# Welcher Anbieter macht gute Polster in den Hosen



## simplysax (7. August 2010)

Ich suche eine Radhose, die ein dickeres Polster hat. Momentan fahre ich mit der Gonso Tonga V2 und finde, das Polster könnte doch etwas dicker sein.

Hat jemand einen Tip, welche Hose ein wirklich gutes Polster hat. Wäre sehr dankbar für Vorschläge


----------



## lucie (8. August 2010)

Die hier haben ganz gute Polster.
So einen ähnlichen Fred gab's aber schon mal.


----------



## MTB-News.de




----------



## trek 6500 (8. August 2010)

scott - find´ich ... und assos - aber irgendwie doch ein wenig überteuert ...


----------



## Easy (8. August 2010)

Dick ist nicht unbedingt bequem. Das Polster muss einfach passen, dicke Polste können auch dicke Falten bilden 

Daher viele anprobieren und auch mal im Geschäft auf einem Bike probesitzen 

Lehrgeld bezahlen bleibt auch nicht aus, aber dafür gibt es dann den Fred "Materielles von und für Frauen"


----------



## biker1978mtb (8. August 2010)

Die assos mille hat ein Polster, das wie eine Bienenwabe aufgebaut ist, d.h. es gibt Bereiche (Waben), die mit Polstermaterial ausgefüllt sind und Bereiche (Waben), die nicht mit Polstermaterial ausgefüllt sind. Vorteil: wenn das Polster geknickt wird, also sich an dein Hinterteil angleicht, gibt es dadurch keine stöhrenden Falten.

Ich fahr die Mille selbst auf dem MTB - Mehrtagestouren und Alpen Cross. Ich find das Teil echt super bequem, der Stoff ist super angenehm, das Polster gut aber nicht zu aufdringlich (dick).

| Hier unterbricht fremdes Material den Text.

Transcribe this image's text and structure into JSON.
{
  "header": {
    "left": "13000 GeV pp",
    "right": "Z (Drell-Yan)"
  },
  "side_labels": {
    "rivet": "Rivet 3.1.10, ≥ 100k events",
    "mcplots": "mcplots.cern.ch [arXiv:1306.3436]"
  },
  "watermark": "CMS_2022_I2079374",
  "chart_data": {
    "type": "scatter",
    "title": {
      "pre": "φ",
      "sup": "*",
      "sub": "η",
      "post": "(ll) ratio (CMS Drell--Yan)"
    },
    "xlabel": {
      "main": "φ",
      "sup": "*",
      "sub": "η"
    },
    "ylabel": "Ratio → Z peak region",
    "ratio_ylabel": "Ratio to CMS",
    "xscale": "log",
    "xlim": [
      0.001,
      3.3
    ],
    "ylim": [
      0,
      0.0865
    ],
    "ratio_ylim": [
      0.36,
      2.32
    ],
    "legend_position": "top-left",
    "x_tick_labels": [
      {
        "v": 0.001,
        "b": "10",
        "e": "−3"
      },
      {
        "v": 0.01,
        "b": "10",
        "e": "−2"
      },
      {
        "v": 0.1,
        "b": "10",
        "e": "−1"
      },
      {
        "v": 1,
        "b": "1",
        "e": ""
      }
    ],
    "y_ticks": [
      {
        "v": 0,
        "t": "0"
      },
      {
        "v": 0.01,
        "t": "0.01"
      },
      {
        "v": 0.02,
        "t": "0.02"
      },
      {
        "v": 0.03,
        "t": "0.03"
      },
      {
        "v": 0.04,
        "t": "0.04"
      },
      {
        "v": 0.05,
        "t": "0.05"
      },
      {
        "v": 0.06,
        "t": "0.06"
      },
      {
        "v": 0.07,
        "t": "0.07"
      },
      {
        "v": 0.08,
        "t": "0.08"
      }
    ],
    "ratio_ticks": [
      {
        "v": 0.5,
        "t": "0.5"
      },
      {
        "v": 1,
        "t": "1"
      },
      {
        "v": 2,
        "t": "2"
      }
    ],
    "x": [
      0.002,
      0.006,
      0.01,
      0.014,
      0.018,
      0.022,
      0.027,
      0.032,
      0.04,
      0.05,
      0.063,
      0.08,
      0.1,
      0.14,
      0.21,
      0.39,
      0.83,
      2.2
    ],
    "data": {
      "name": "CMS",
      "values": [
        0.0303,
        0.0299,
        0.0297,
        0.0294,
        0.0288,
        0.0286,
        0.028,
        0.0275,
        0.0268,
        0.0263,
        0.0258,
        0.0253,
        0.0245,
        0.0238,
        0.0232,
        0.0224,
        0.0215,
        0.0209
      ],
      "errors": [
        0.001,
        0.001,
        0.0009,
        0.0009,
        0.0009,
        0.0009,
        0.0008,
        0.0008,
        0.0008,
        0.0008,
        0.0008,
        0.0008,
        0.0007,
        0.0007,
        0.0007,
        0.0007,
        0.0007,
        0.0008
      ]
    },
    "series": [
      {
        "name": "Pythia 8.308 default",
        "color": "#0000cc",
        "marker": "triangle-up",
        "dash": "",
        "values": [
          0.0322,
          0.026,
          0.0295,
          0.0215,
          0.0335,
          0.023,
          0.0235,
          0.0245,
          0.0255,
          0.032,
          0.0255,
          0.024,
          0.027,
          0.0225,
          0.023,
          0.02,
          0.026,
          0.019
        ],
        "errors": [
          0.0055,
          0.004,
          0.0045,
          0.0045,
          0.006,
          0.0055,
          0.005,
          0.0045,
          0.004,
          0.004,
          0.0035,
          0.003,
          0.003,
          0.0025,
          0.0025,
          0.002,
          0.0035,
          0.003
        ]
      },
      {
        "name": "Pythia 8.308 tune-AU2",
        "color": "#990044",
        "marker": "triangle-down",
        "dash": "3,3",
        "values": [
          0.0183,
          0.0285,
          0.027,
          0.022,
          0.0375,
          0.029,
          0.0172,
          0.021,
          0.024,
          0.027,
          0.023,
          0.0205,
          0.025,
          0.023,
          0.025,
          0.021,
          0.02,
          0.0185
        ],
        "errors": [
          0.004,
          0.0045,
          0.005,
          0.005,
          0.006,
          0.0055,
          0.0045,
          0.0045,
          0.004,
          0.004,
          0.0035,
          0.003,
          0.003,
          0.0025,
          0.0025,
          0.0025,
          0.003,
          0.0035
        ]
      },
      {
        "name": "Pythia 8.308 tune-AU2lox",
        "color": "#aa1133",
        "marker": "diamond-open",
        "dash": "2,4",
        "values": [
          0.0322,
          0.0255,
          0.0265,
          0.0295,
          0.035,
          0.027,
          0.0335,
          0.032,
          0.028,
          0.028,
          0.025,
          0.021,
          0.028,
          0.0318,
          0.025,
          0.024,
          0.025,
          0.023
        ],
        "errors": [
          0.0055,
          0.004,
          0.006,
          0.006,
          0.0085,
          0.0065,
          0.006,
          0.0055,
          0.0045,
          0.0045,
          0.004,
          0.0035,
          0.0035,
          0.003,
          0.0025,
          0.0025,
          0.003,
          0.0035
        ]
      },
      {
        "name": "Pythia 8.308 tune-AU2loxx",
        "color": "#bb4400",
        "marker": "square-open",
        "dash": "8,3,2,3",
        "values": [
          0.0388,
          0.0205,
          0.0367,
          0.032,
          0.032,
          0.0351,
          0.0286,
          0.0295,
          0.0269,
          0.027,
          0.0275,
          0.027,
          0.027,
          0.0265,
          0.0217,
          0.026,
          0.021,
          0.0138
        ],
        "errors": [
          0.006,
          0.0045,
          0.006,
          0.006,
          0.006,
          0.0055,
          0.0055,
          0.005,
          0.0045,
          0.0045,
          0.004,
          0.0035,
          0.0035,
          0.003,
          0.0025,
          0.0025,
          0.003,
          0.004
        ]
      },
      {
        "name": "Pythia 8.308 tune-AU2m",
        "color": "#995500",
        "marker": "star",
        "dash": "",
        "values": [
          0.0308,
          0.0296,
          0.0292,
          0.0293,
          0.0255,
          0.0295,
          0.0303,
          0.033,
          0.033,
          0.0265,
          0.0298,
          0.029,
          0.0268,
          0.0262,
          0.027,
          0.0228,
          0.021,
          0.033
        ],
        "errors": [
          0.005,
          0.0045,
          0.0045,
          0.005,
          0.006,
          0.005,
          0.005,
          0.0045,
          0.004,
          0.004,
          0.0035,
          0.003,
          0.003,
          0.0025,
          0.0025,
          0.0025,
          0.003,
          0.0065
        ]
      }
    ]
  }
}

Meine Entscheidung traf ich aufgrund dieses Tests über die assos fi mille s5

Ride on.


----------



## Bergradlerin (9. August 2010)

Ich habe seit Neuestem eine Damenhose von Campagnolo. Und dieses superteure Teil (gut 200 Euro) mit den verschränkten Trägern von Gore. Interessant wäre jetzt nur noch, ob sich die relativ dicken Polster zusammensitzen oder ob sie so bequem bleiben...


----------



## Pfadfinderin (10. August 2010)

Ich glaube, das Problem ist nicht das Sitzen, sondern das Waschen. Ich hab mir letzten Winter ne billige Hose zum Spinnen gekauft, die mag ich jetzt auch zum Biken total gerne, dafür bin ich mit dem Maloja-Polster nicht so 100% glücklich. Das mit dem Lehrgeld bleibt leider auch nicht ganz aus. Ich hab Dynamics Hosen, deren Polster liebe ich, aber die halten leider nicht allzu lange.


----------



## muirana (10. August 2010)

Ich finde am besten die Polster von Sportful, am schlechtesten die Polster von Gore...aber ich denke auch, dass jeder Hintern da seine eigenen Vorlieben entwickelt, da hilft nur ausprobieren.


----------



## barbarissima (11. August 2010)

Meine Hose für lange Touren ist die Gonso Jenny  Das Polster ist recht dick und stark strukturiert.


----------



## kingprawn (12. August 2010)

Ich finde die Polster von Bioracer am Besten. Seit ich Hosen mit dem speziellen 3D Damenpolster fahre, kann ich viel länger und mit mehr Spaß biken.


----------